Red clover has low DM and WSC contents and these characteristics are allied to a high buffering capacity, i.e. ability to resist the fall in pH needed during ensiling on account of its chemical make-up. Thus, a satisfactory silage fermentation of red clover rich forage requires good wilting of the cut crop to concentrate the DM and WSC, fine chopping and the insurance application of an effective additive; formic acid was the mainstay additive but there are now also effective biological additives available. A typical silage analysis is shown in Table 2.

Red clover-rich swards are also suitable for hay cropping, a use still popular in some countries abroad. The main hazard is shattering and loss of nutritious leaf if haymaking is prolonged due to adverse weather. Mechanical conditioning speeds up curing but conditioned hay loses soluble carbohydrates and minerals.

Grazing
When red clover swards are grazed some form of rotational grazing suits the plant best since continuous stocking at high grazing pressure reduces the plant population due to the combination of foliage removal and plant crown damage by hoof trampling. Late-flowering varieties are more tolerant of grazing than early flowering varieties as the growth buds on the plant crowns are more numerous. Over-frequent grazing of aftermaths in autumn should be avoided since it reduces carbohydrate and nitrogen reserves in the roots and this, together with some natural decline over winter, adversely affects plant population and subsequent yield.

Feeding value
This is largely determined by the stage of growth at the time of utilization, since feeding values fall with increased maturity and the associated increase in stem/leaf ratio. Figure 1 shows the typical fall in digestibility, expressed as D-value, of primary growths of red clover in relation to other forage legumes. The protein and mineral richness of red clover is well documented. Tetraploid varieties generally have higher digestibility, and concentrations of protein and WSC than diploids, but tetraploidy alone is not a guarantee of superiority for all situations, and so individual varieties should be chosen for seed mixtures on the basis of their overall characteristics.

Red clover is highly acceptable to livestock whether as hay, silage or when grazed at a young leafy growth stage.
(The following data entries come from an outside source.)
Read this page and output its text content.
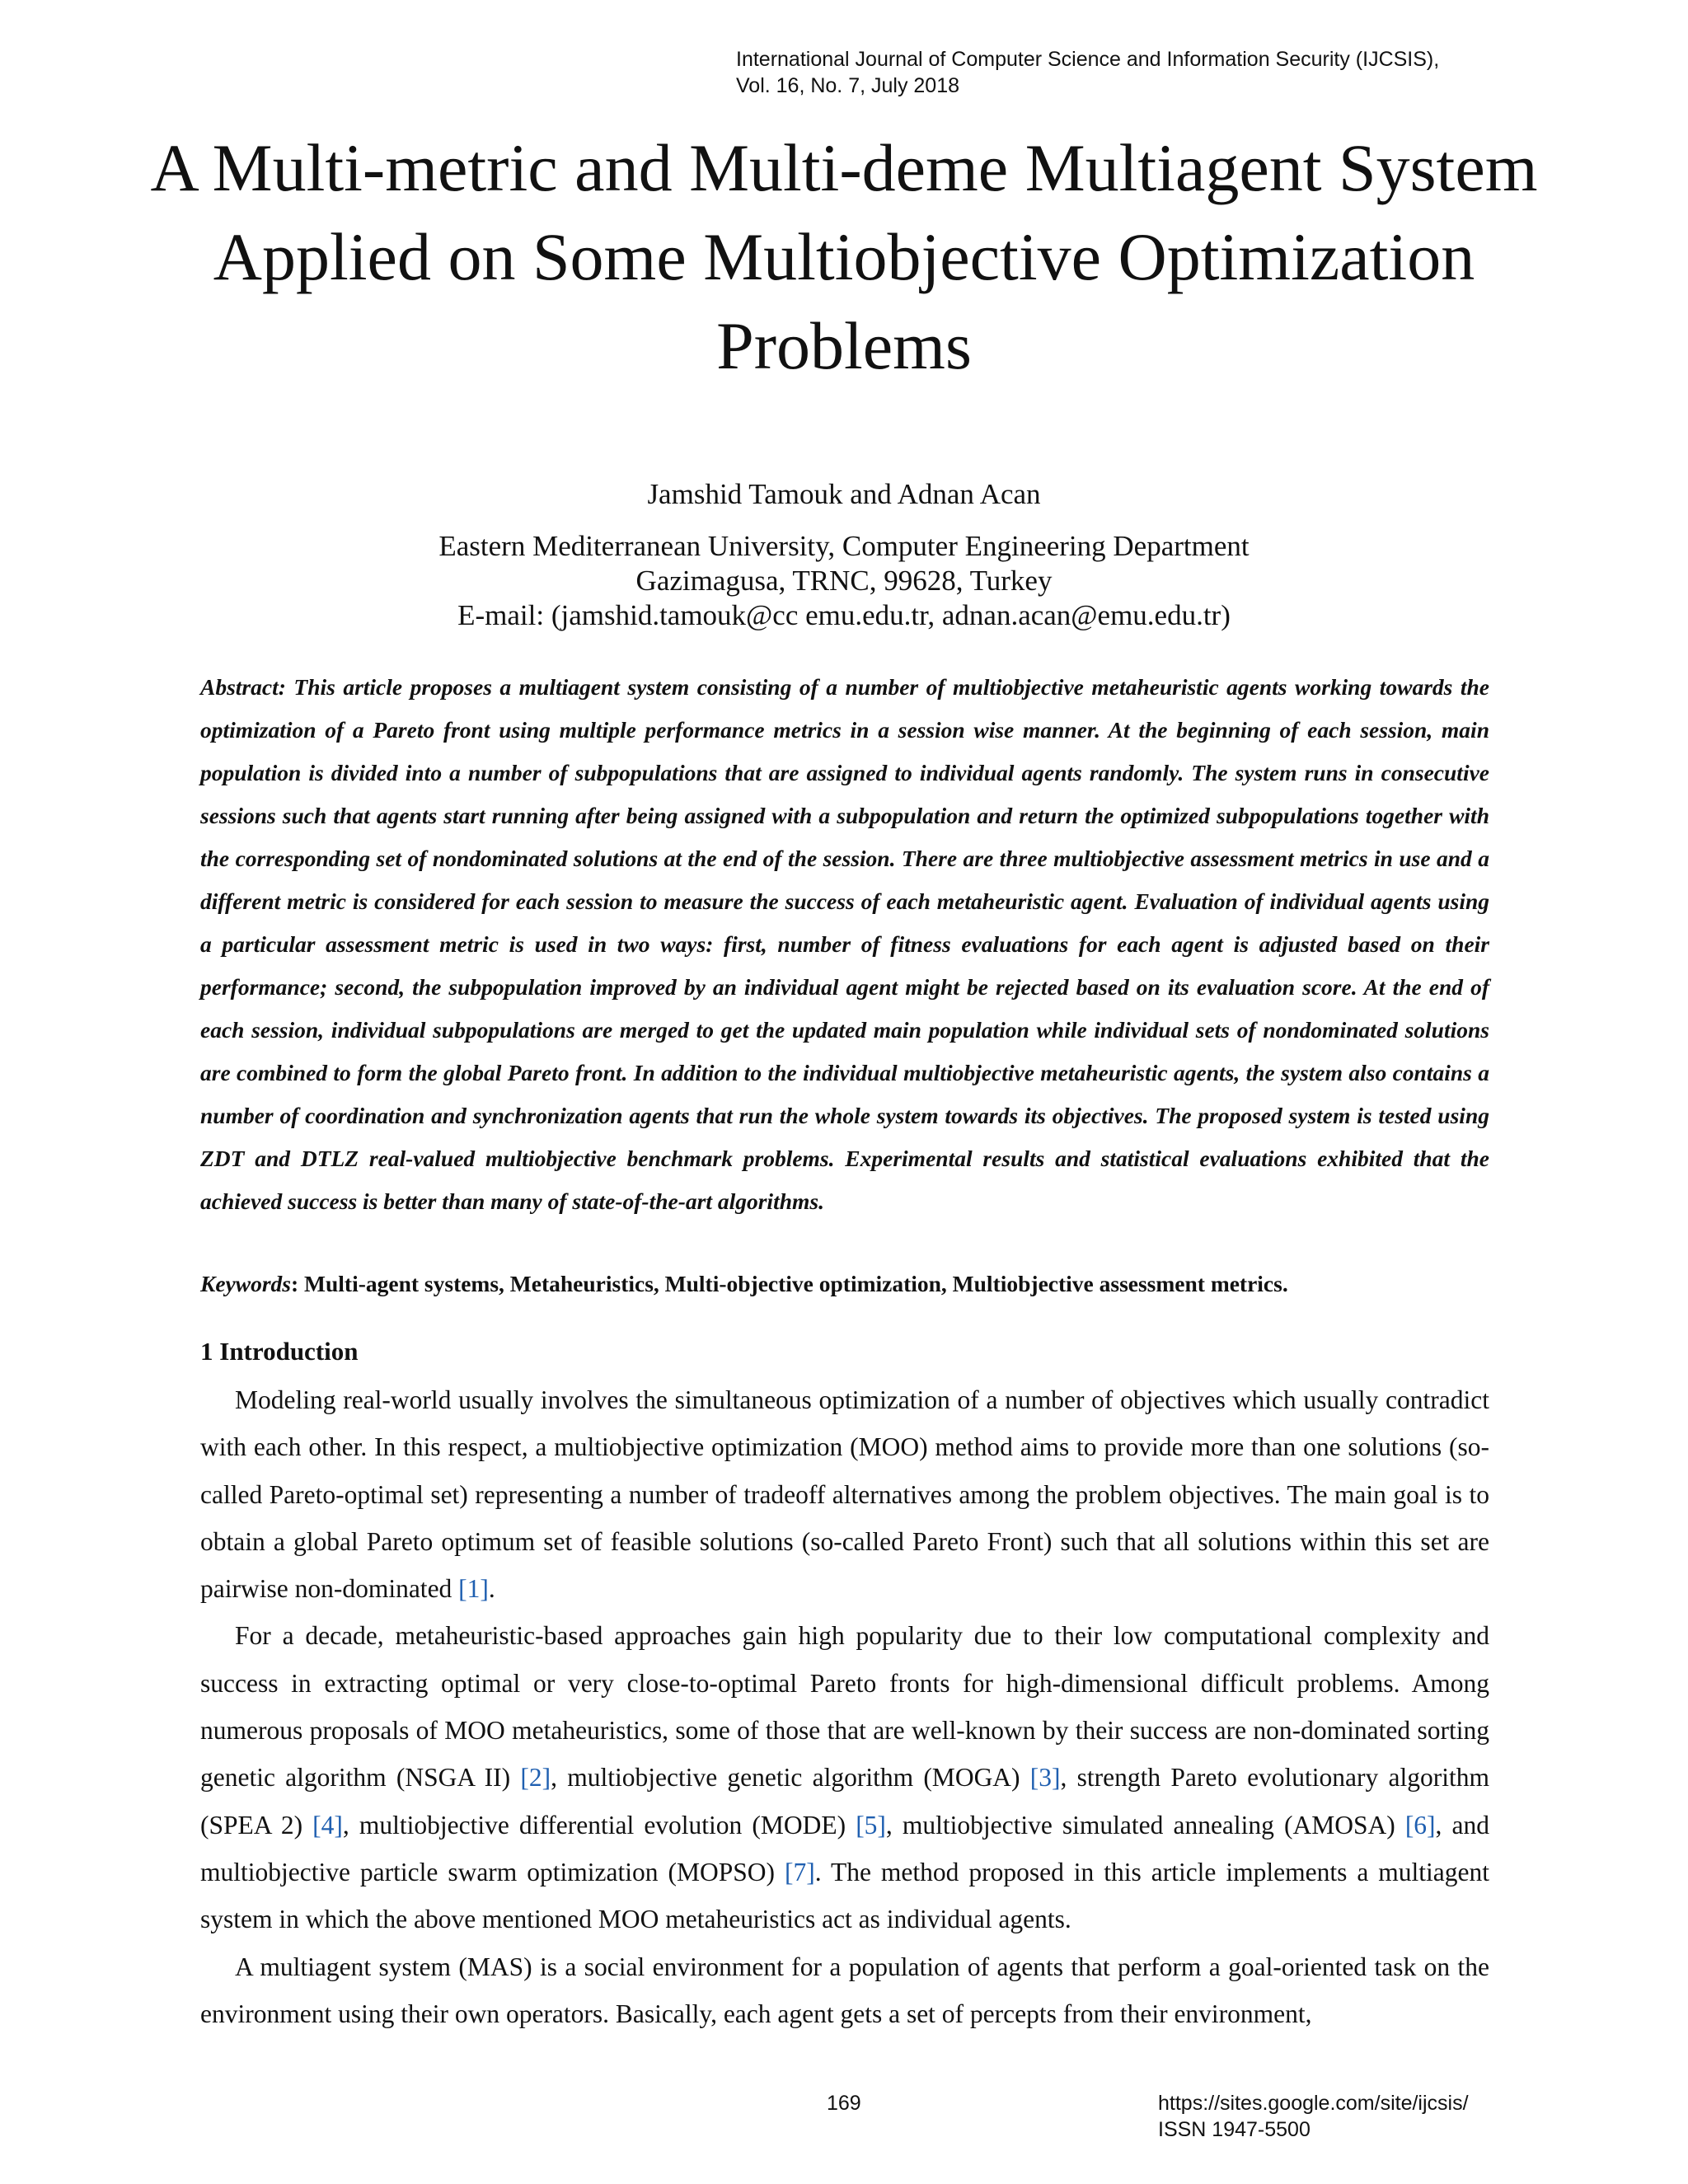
International Journal of Computer Science and Information Security (IJCSIS),
Vol. 16, No. 7, July 2018
A Multi-metric and Multi-deme Multiagent System
Applied on Some Multiobjective Optimization
Problems
Jamshid Tamouk and Adnan Acan
Eastern Mediterranean University, Computer Engineering Department
Gazimagusa, TRNC, 99628, Turkey
E-mail: (jamshid.tamouk@cc emu.edu.tr, adnan.acan@emu.edu.tr)

Abstract: This article proposes a multiagent system consisting of a number of multiobjective metaheuristic agents working towards the optimization of a Pareto front using multiple performance metrics in a session wise manner. At the beginning of each session, main population is divided into a number of subpopulations that are assigned to individual agents randomly. The system runs in consecutive sessions such that agents start running after being assigned with a subpopulation and return the optimized subpopulations together with the corresponding set of nondominated solutions at the end of the session. There are three multiobjective assessment metrics in use and a different metric is considered for each session to measure the success of each metaheuristic agent. Evaluation of individual agents using a particular assessment metric is used in two ways: first, number of fitness evaluations for each agent is adjusted based on their performance; second, the subpopulation improved by an individual agent might be rejected based on its evaluation score. At the end of each session, individual subpopulations are merged to get the updated main population while individual sets of nondominated solutions are combined to form the global Pareto front. In addition to the individual multiobjective metaheuristic agents, the system also contains a number of coordination and synchronization agents that run the whole system towards its objectives. The proposed system is tested using ZDT and DTLZ real-valued multiobjective benchmark problems. Experimental results and statistical evaluations exhibited that the achieved success is better than many of state-of-the-art algorithms.

Keywords: Multi-agent systems, Metaheuristics, Multi-objective optimization, Multiobjective assessment metrics.
1 Introduction

Modeling real-world usually involves the simultaneous optimization of a number of objectives which usually contradict with each other. In this respect, a multiobjective optimization (MOO) method aims to provide more than one solutions (so-called Pareto-optimal set) representing a number of tradeoff alternatives among the problem objectives. The main goal is to obtain a global Pareto optimum set of feasible solutions (so-called Pareto Front) such that all solutions within this set are pairwise non-dominated [1].

For a decade, metaheuristic-based approaches gain high popularity due to their low computational complexity and success in extracting optimal or very close-to-optimal Pareto fronts for high-dimensional difficult problems. Among numerous proposals of MOO metaheuristics, some of those that are well-known by their success are non-dominated sorting genetic algorithm (NSGA II) [2], multiobjective genetic algorithm (MOGA) [3], strength Pareto evolutionary algorithm (SPEA 2) [4], multiobjective differential evolution (MODE) [5], multiobjective simulated annealing (AMOSA) [6], and multiobjective particle swarm optimization (MOPSO) [7]. The method proposed in this article implements a multiagent system in which the above mentioned MOO metaheuristics act as individual agents.

A multiagent system (MAS) is a social environment for a population of agents that perform a goal-oriented task on the environment using their own operators. Basically, each agent gets a set of percepts from their environment,

169	https://sites.google.com/site/ijcsis/
ISSN 1947-5500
In common with other forage legumes, it has a higher voluntary intake than grasses because of the low structural fibre/soluble plant cell content ratio; also there is a faster breakdown of consumed forage in the rumen and a faster clearance of particles from the rumen because of the physical structure of the leaves. The net influence of these characteristics is improved animal performance in dairy cows, beef cattle and sheep.